Progressistas americanos estudaram em universidades alemãs, escreve Schivelbusch, e “chegaram a apreciar a teoria hegeliana de um estado forte e o militarismo prussiano como o modo mais eficiente de organizar as modernas sociedades que não podiam mais ser governadas pelos princípios liberais anárquicos.” O ensaio influente “O Equivalente Moral da Guerra” de 1910 do filósofo pragmático William James sublinha a importância da ordem, disciplina e planificação.  

Intelectuais preocupavam-se com a desigualdade, a pobreza da classe trabalhadora e da cultura comercial criada pela produção em massa. (Eles não parecem ter notado a contradição entre a última afirmação e as duas primeiras.) O liberalismo parecia inadequado para lidar com tais problemas. Quando a crise econômica apareceu – na Itália e na Alemanha após a Primeira Guerra Mundial, e nos EUA durante a Grande Depressão – os anti-liberais aproveitaram a oportunidade, argumentando que o mercado tinha falhado e que o tempo para uma experimentação firme havia chegado.

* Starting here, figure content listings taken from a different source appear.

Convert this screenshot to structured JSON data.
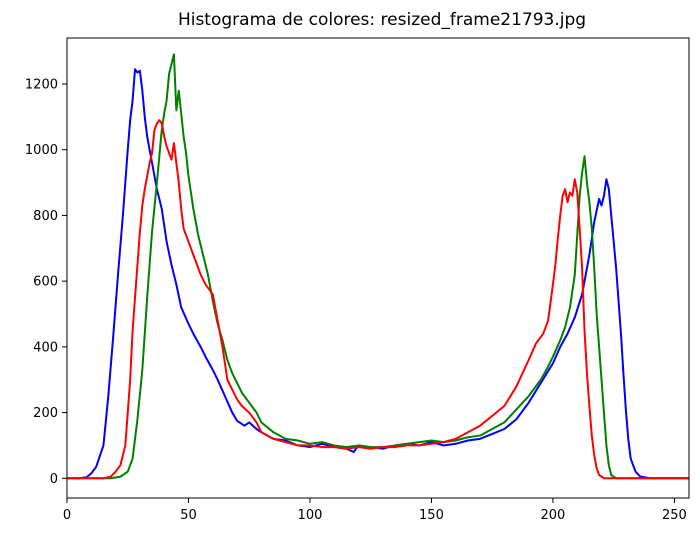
{
  "chart_data": {
    "type": "line",
    "title": "Histograma de colores: resized_frame21793.jpg",
    "xlabel": "",
    "ylabel": "",
    "xlim": [
      0,
      256
    ],
    "ylim": [
      -60,
      1340
    ],
    "x_ticks": [
      0,
      50,
      100,
      150,
      200,
      250
    ],
    "y_ticks": [
      0,
      200,
      400,
      600,
      800,
      1000,
      1200
    ],
    "grid": false,
    "legend": "none",
    "series": [
      {
        "color": "#0000ff",
        "points": [
          [
            0,
            0
          ],
          [
            5,
            0
          ],
          [
            8,
            3
          ],
          [
            10,
            15
          ],
          [
            12,
            35
          ],
          [
            15,
            100
          ],
          [
            17,
            250
          ],
          [
            19,
            430
          ],
          [
            21,
            620
          ],
          [
            23,
            800
          ],
          [
            25,
            1000
          ],
          [
            26,
            1090
          ],
          [
            27,
            1150
          ],
          [
            28,
            1245
          ],
          [
            29,
            1235
          ],
          [
            30,
            1240
          ],
          [
            31,
            1180
          ],
          [
            32,
            1100
          ],
          [
            33,
            1040
          ],
          [
            35,
            960
          ],
          [
            37,
            880
          ],
          [
            39,
            820
          ],
          [
            41,
            720
          ],
          [
            43,
            650
          ],
          [
            45,
            590
          ],
          [
            47,
            520
          ],
          [
            50,
            470
          ],
          [
            52,
            440
          ],
          [
            55,
            400
          ],
          [
            57,
            370
          ],
          [
            60,
            330
          ],
          [
            62,
            300
          ],
          [
            65,
            250
          ],
          [
            68,
            200
          ],
          [
            70,
            175
          ],
          [
            73,
            160
          ],
          [
            75,
            170
          ],
          [
            78,
            150
          ],
          [
            80,
            140
          ],
          [
            85,
            120
          ],
          [
            90,
            115
          ],
          [
            95,
            100
          ],
          [
            100,
            95
          ],
          [
            105,
            105
          ],
          [
            110,
            95
          ],
          [
            115,
            90
          ],
          [
            118,
            80
          ],
          [
            120,
            100
          ],
          [
            125,
            95
          ],
          [
            130,
            90
          ],
          [
            135,
            100
          ],
          [
            140,
            105
          ],
          [
            145,
            100
          ],
          [
            150,
            110
          ],
          [
            155,
            100
          ],
          [
            160,
            105
          ],
          [
            165,
            115
          ],
          [
            170,
            120
          ],
          [
            175,
            135
          ],
          [
            180,
            150
          ],
          [
            185,
            180
          ],
          [
            190,
            230
          ],
          [
            195,
            290
          ],
          [
            200,
            350
          ],
          [
            203,
            400
          ],
          [
            206,
            440
          ],
          [
            209,
            490
          ],
          [
            212,
            560
          ],
          [
            215,
            680
          ],
          [
            217,
            780
          ],
          [
            219,
            850
          ],
          [
            220,
            830
          ],
          [
            221,
            860
          ],
          [
            222,
            910
          ],
          [
            223,
            880
          ],
          [
            224,
            800
          ],
          [
            225,
            720
          ],
          [
            226,
            640
          ],
          [
            227,
            540
          ],
          [
            228,
            440
          ],
          [
            229,
            320
          ],
          [
            230,
            210
          ],
          [
            231,
            120
          ],
          [
            232,
            60
          ],
          [
            234,
            20
          ],
          [
            236,
            5
          ],
          [
            240,
            0
          ],
          [
            256,
            0
          ]
        ]
      },
      {
        "color": "#008000",
        "points": [
          [
            0,
            0
          ],
          [
            18,
            0
          ],
          [
            22,
            5
          ],
          [
            25,
            20
          ],
          [
            27,
            60
          ],
          [
            29,
            180
          ],
          [
            31,
            330
          ],
          [
            33,
            550
          ],
          [
            35,
            750
          ],
          [
            37,
            900
          ],
          [
            38,
            980
          ],
          [
            39,
            1060
          ],
          [
            40,
            1110
          ],
          [
            41,
            1150
          ],
          [
            42,
            1230
          ],
          [
            43,
            1260
          ],
          [
            44,
            1290
          ],
          [
            45,
            1120
          ],
          [
            46,
            1180
          ],
          [
            47,
            1110
          ],
          [
            48,
            1040
          ],
          [
            49,
            990
          ],
          [
            50,
            920
          ],
          [
            52,
            820
          ],
          [
            54,
            740
          ],
          [
            56,
            680
          ],
          [
            58,
            620
          ],
          [
            60,
            540
          ],
          [
            62,
            470
          ],
          [
            64,
            420
          ],
          [
            66,
            360
          ],
          [
            68,
            320
          ],
          [
            70,
            290
          ],
          [
            72,
            260
          ],
          [
            75,
            230
          ],
          [
            78,
            200
          ],
          [
            80,
            170
          ],
          [
            85,
            140
          ],
          [
            90,
            120
          ],
          [
            95,
            115
          ],
          [
            100,
            105
          ],
          [
            105,
            110
          ],
          [
            110,
            100
          ],
          [
            115,
            95
          ],
          [
            120,
            100
          ],
          [
            125,
            95
          ],
          [
            130,
            95
          ],
          [
            135,
            100
          ],
          [
            140,
            105
          ],
          [
            145,
            110
          ],
          [
            150,
            115
          ],
          [
            155,
            110
          ],
          [
            160,
            115
          ],
          [
            165,
            125
          ],
          [
            170,
            130
          ],
          [
            175,
            150
          ],
          [
            180,
            170
          ],
          [
            185,
            210
          ],
          [
            190,
            250
          ],
          [
            195,
            300
          ],
          [
            198,
            340
          ],
          [
            200,
            370
          ],
          [
            203,
            420
          ],
          [
            205,
            460
          ],
          [
            207,
            520
          ],
          [
            209,
            620
          ],
          [
            210,
            740
          ],
          [
            211,
            860
          ],
          [
            212,
            930
          ],
          [
            213,
            980
          ],
          [
            214,
            900
          ],
          [
            215,
            840
          ],
          [
            216,
            760
          ],
          [
            217,
            640
          ],
          [
            218,
            500
          ],
          [
            219,
            400
          ],
          [
            220,
            300
          ],
          [
            221,
            200
          ],
          [
            222,
            100
          ],
          [
            223,
            40
          ],
          [
            224,
            10
          ],
          [
            226,
            0
          ],
          [
            256,
            0
          ]
        ]
      },
      {
        "color": "#ff0000",
        "points": [
          [
            0,
            0
          ],
          [
            15,
            0
          ],
          [
            18,
            5
          ],
          [
            20,
            20
          ],
          [
            22,
            40
          ],
          [
            24,
            100
          ],
          [
            25,
            200
          ],
          [
            26,
            300
          ],
          [
            27,
            450
          ],
          [
            28,
            550
          ],
          [
            29,
            650
          ],
          [
            30,
            750
          ],
          [
            31,
            830
          ],
          [
            32,
            880
          ],
          [
            33,
            920
          ],
          [
            34,
            960
          ],
          [
            35,
            990
          ],
          [
            36,
            1060
          ],
          [
            37,
            1080
          ],
          [
            38,
            1090
          ],
          [
            39,
            1080
          ],
          [
            40,
            1040
          ],
          [
            41,
            1010
          ],
          [
            42,
            990
          ],
          [
            43,
            970
          ],
          [
            44,
            1020
          ],
          [
            45,
            960
          ],
          [
            46,
            900
          ],
          [
            47,
            820
          ],
          [
            48,
            760
          ],
          [
            50,
            720
          ],
          [
            52,
            680
          ],
          [
            55,
            620
          ],
          [
            57,
            590
          ],
          [
            60,
            560
          ],
          [
            62,
            480
          ],
          [
            64,
            400
          ],
          [
            66,
            300
          ],
          [
            68,
            270
          ],
          [
            70,
            240
          ],
          [
            72,
            220
          ],
          [
            75,
            200
          ],
          [
            78,
            170
          ],
          [
            80,
            140
          ],
          [
            85,
            120
          ],
          [
            90,
            110
          ],
          [
            95,
            100
          ],
          [
            100,
            100
          ],
          [
            105,
            95
          ],
          [
            110,
            95
          ],
          [
            115,
            90
          ],
          [
            120,
            95
          ],
          [
            125,
            90
          ],
          [
            130,
            95
          ],
          [
            135,
            95
          ],
          [
            140,
            100
          ],
          [
            145,
            100
          ],
          [
            150,
            105
          ],
          [
            155,
            110
          ],
          [
            160,
            120
          ],
          [
            165,
            140
          ],
          [
            170,
            160
          ],
          [
            175,
            190
          ],
          [
            180,
            220
          ],
          [
            185,
            280
          ],
          [
            190,
            360
          ],
          [
            193,
            410
          ],
          [
            196,
            440
          ],
          [
            198,
            480
          ],
          [
            200,
            590
          ],
          [
            201,
            650
          ],
          [
            202,
            730
          ],
          [
            203,
            800
          ],
          [
            204,
            860
          ],
          [
            205,
            880
          ],
          [
            206,
            840
          ],
          [
            207,
            870
          ],
          [
            208,
            860
          ],
          [
            209,
            910
          ],
          [
            210,
            870
          ],
          [
            211,
            760
          ],
          [
            212,
            640
          ],
          [
            213,
            450
          ],
          [
            214,
            320
          ],
          [
            215,
            220
          ],
          [
            216,
            130
          ],
          [
            217,
            70
          ],
          [
            218,
            30
          ],
          [
            219,
            10
          ],
          [
            221,
            0
          ],
          [
            256,
            0
          ]
        ]
      }
    ]
  }
}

Na revista North American Review em 1934, o escritor progressista Roger Shaw descreveu o New Deal como “meios fascistas para atingir fins liberais.” Ele não estava enlouquecendo. O consultor de FDR Rexford Tugwell escreveu em seu diário que Mussolini “fez muitas coisas que para mim são necessárias.” Lorena Hickok, uma amiga íntima de Eleanor Roosevelt, que viveu por um tempo na Casa Branca, escreveu com a aprovação de um funcionário local que disse, “Se (o presidente) Roosevelt fosse realmente um ditador, poderíamos chegar a algum lugar.”[4] Ela acrescentou que se fosse mais jovem gostaria de liderar “o movimento fascista nos Estados Unidos.” Na Administração Nacional de Reconstrução (NRA), a agência cartelista no coração do New Deal, um relatório declarou sinceramente, “Os princípios fascistas são muitos semelhantes àqueles que estamos implantando aqui na América.”

Em Roma, Berlim e Washington D.C. havia uma infinidade de metáforas militares e estruturas militares. Fascistas, nacional socialistas e new dealers foram todos jovens durante a Primeira Guerra Mundial e olhavam com saudades as experiências no planejamento militar. Em seu primeiro discurso oficial, Roosevelt conclamou à nação: “Se tivermos que ir adiante, devemos nos mover como um exército treinado e leal desejando sacrificar-se pelo bem de uma disciplina comum. Estamos, eu sei, prontos e desejosos de submeter nossas vidas e propriedades para tal disciplina, pois isto torna possível uma liderança que objetiva um bem maior. Assumo sem hesitar a liderança deste grande exército... Peço ao Congresso um instrumento antigo para enfrentar a crise – o poder executivo estendido para empreender uma guerra contra a emergência, tão grande quanto o poder que seria dado a mim se estivéssemos de fato sendo invadidos por um inimigo estrangeiro.”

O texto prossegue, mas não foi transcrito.